Jason did not sleep, nor did he hang out with friends as he had planned. That was especially irritating as Tiffany seemed to be interested in coming back to his place, especially since his dad was going to be doing an overnight delivery for the trucking company he worked for.
This time though, he took his time and made sure to be early. It was only seven in the evening when he sidled up to the door and found it unlocked. That was the first weirdness. Didn’t he lock it? Examining the lock, Jason found that the lock wouldn’t have worked if the stranger wanted it to. The latch had rusted off completely so nothing could lock it in place.
The door creaked way too loud as he pushed it open and began to make his way in. The smell of rot was stifling and he gasped and pulled up his tee shirt in hopes to filter out the pollution that was shredding his nose.
The table cloth was still laid out when he got to the kitchen and the object in the center was still there. It was a doctor’s medical bag and there was something bulging inside. Anxiety gripped Jason as he slowly moved forward. A glance at his watch only showed it was seven ten so he still had a lot of time to do his investigation and leave. Creeping up slowly, the idiot who had done a year in college reached out his hand and clicked the hasp. It opened and he let out a sigh of relief. It was a blue bowling ball.
“You’re an idiot, Jason,” the kid muttered to himself.
It was the click of the door that made him spin around in panic. The stranger stood there with a grin on his face, a grin that was way too wide to possibly be normal. It seemed that his jaw opened all the way back to the edges of his ears, his eyes a list like the snakes from the Discovery channel.
Jason was frozen in place as the thing closed the door. He tried to move, to run but he found his feet would not obey. Nothing would obey him. It was not just fear. The kid had found himself paralyzed.
“I was wondering how long before your curiosity got you in here,” the stranger said in a weird strangled sound. “I had almost given up.”
The smile grew wider showing not only hundreds of small, little teeth, but at least two rows of them.
“Oh,” he said with a shrug as the stranger gently sat the kid down in front of the table. “A paralyzing toxin on the clasp that you touched. You won’t be able to move for a few hours.”
It had been a trap. The entire time. Jason realized only too late that there was no one who would know where he was and that he had played right into this creature’s game.
“It doesn’t matter though,” the stranger said, picking up a razor sharp knife. “I am so hungry.”
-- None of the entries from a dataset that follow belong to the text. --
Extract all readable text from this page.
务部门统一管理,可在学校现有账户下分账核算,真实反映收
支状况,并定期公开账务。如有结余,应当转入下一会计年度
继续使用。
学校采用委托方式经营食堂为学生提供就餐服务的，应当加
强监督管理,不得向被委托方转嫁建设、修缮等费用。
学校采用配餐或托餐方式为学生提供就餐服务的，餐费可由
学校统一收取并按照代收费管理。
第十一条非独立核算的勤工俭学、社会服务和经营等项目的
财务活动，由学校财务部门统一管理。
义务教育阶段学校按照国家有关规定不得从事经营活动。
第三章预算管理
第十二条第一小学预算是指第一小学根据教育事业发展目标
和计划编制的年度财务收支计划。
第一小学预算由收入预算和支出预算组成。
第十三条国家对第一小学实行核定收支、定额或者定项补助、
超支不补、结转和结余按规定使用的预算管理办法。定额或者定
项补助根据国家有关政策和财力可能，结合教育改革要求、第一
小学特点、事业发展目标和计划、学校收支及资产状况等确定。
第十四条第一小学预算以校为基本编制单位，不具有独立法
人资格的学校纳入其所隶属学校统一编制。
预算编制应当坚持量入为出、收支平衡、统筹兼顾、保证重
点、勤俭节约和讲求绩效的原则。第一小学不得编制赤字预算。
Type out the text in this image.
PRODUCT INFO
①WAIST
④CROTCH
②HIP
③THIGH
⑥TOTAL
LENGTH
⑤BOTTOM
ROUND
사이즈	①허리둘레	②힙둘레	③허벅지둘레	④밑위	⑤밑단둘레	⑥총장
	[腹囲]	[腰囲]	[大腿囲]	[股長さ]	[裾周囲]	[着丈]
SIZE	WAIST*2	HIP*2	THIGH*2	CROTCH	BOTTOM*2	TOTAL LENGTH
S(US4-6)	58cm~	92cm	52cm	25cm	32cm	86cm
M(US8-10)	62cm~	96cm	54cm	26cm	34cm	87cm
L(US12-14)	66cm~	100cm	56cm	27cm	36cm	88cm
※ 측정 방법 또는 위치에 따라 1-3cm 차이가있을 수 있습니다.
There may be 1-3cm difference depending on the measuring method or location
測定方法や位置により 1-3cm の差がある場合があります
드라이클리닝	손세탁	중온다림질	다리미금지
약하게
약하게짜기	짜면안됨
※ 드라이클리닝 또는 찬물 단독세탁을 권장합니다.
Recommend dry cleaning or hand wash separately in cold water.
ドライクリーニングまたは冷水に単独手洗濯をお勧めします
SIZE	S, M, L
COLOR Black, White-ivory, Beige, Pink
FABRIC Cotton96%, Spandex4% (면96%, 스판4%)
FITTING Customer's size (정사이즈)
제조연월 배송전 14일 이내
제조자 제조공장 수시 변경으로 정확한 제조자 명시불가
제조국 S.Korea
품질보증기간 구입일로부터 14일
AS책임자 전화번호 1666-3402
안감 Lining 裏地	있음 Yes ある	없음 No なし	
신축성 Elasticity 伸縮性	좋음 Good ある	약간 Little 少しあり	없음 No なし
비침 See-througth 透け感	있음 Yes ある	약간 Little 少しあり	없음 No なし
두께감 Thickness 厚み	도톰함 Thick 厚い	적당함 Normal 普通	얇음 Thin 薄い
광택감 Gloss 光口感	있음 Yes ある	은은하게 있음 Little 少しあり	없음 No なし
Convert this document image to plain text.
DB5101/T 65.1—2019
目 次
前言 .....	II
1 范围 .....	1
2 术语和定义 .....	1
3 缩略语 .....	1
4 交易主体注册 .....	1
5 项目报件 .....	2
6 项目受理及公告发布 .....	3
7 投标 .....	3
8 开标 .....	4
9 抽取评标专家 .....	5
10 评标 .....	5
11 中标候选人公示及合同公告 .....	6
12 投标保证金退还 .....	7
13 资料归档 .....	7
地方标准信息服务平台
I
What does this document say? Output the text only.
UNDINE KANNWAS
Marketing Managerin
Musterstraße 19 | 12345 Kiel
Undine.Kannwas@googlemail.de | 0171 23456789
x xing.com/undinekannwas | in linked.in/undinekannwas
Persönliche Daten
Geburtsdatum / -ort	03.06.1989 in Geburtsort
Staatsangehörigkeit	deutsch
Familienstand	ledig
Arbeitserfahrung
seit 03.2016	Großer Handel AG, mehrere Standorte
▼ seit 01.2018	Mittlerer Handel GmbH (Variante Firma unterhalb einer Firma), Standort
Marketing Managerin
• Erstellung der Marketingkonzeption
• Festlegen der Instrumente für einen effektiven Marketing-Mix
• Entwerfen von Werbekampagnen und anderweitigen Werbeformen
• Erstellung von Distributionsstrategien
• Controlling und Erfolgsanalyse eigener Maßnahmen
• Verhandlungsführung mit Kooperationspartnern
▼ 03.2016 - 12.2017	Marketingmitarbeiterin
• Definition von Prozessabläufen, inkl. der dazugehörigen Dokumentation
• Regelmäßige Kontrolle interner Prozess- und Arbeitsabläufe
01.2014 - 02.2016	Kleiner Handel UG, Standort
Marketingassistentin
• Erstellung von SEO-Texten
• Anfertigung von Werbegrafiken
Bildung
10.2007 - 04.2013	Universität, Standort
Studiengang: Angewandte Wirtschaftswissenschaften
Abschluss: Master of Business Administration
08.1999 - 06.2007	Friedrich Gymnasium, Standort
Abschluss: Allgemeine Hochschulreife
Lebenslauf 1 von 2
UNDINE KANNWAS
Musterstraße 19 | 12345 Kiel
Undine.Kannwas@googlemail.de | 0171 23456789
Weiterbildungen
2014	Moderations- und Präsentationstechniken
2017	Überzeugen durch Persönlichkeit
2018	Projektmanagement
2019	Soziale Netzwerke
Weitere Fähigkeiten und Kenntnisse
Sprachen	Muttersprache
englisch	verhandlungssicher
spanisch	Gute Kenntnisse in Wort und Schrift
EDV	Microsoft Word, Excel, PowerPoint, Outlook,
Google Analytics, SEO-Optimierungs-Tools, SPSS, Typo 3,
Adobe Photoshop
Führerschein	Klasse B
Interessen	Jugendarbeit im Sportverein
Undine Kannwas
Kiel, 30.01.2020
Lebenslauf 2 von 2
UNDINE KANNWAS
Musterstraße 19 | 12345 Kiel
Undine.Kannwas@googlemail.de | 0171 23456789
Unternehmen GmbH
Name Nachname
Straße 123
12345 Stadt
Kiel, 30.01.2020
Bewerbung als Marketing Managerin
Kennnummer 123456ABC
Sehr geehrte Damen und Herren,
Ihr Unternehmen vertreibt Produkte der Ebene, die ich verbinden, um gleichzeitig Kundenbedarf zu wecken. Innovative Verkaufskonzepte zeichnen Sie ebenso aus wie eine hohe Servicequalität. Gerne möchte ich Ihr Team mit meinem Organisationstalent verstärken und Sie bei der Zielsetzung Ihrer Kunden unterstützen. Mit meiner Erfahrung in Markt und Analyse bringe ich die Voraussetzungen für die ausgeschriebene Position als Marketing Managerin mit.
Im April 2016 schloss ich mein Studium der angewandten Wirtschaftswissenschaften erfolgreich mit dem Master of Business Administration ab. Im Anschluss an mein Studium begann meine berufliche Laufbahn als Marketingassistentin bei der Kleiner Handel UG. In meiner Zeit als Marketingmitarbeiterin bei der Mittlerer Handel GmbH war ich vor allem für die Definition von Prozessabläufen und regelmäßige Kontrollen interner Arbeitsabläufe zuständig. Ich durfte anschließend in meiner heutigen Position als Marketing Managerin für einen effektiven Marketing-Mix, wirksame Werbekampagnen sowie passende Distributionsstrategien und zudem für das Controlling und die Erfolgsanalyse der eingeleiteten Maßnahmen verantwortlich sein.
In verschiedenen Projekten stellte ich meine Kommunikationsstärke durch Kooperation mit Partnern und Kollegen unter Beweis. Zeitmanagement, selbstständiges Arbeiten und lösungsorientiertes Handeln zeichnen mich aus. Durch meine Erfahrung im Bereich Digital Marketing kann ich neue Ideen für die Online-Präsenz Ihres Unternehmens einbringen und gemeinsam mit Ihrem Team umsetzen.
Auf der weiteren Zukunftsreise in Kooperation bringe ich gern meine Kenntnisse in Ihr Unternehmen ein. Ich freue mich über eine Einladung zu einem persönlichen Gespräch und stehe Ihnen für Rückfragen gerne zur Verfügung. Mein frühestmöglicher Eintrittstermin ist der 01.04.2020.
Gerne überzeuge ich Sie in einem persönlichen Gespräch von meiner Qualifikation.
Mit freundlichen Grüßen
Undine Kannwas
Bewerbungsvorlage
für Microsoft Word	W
Damn the kids who won’t stay out of anyone’s yards. Rebecca Morsley was sure that the stupid neighborhood teenager had gone over to the Alden house to disrespect the property with their graffiti and gang signs. She had watched the door since the strange old man had come. She had not seen him in quite a few years and assumed he had been the caretaker checking on the property.
When the man finally came out, she let out a sigh of relief. Looks like the kids didn’t upset the poor dear. He was carrying his bulging doctor’s bag and absently dropped a bowling ball into the grass. More trash to be cleaned up later.
Now, to just wait for that stupid kid to come out so she could call the police.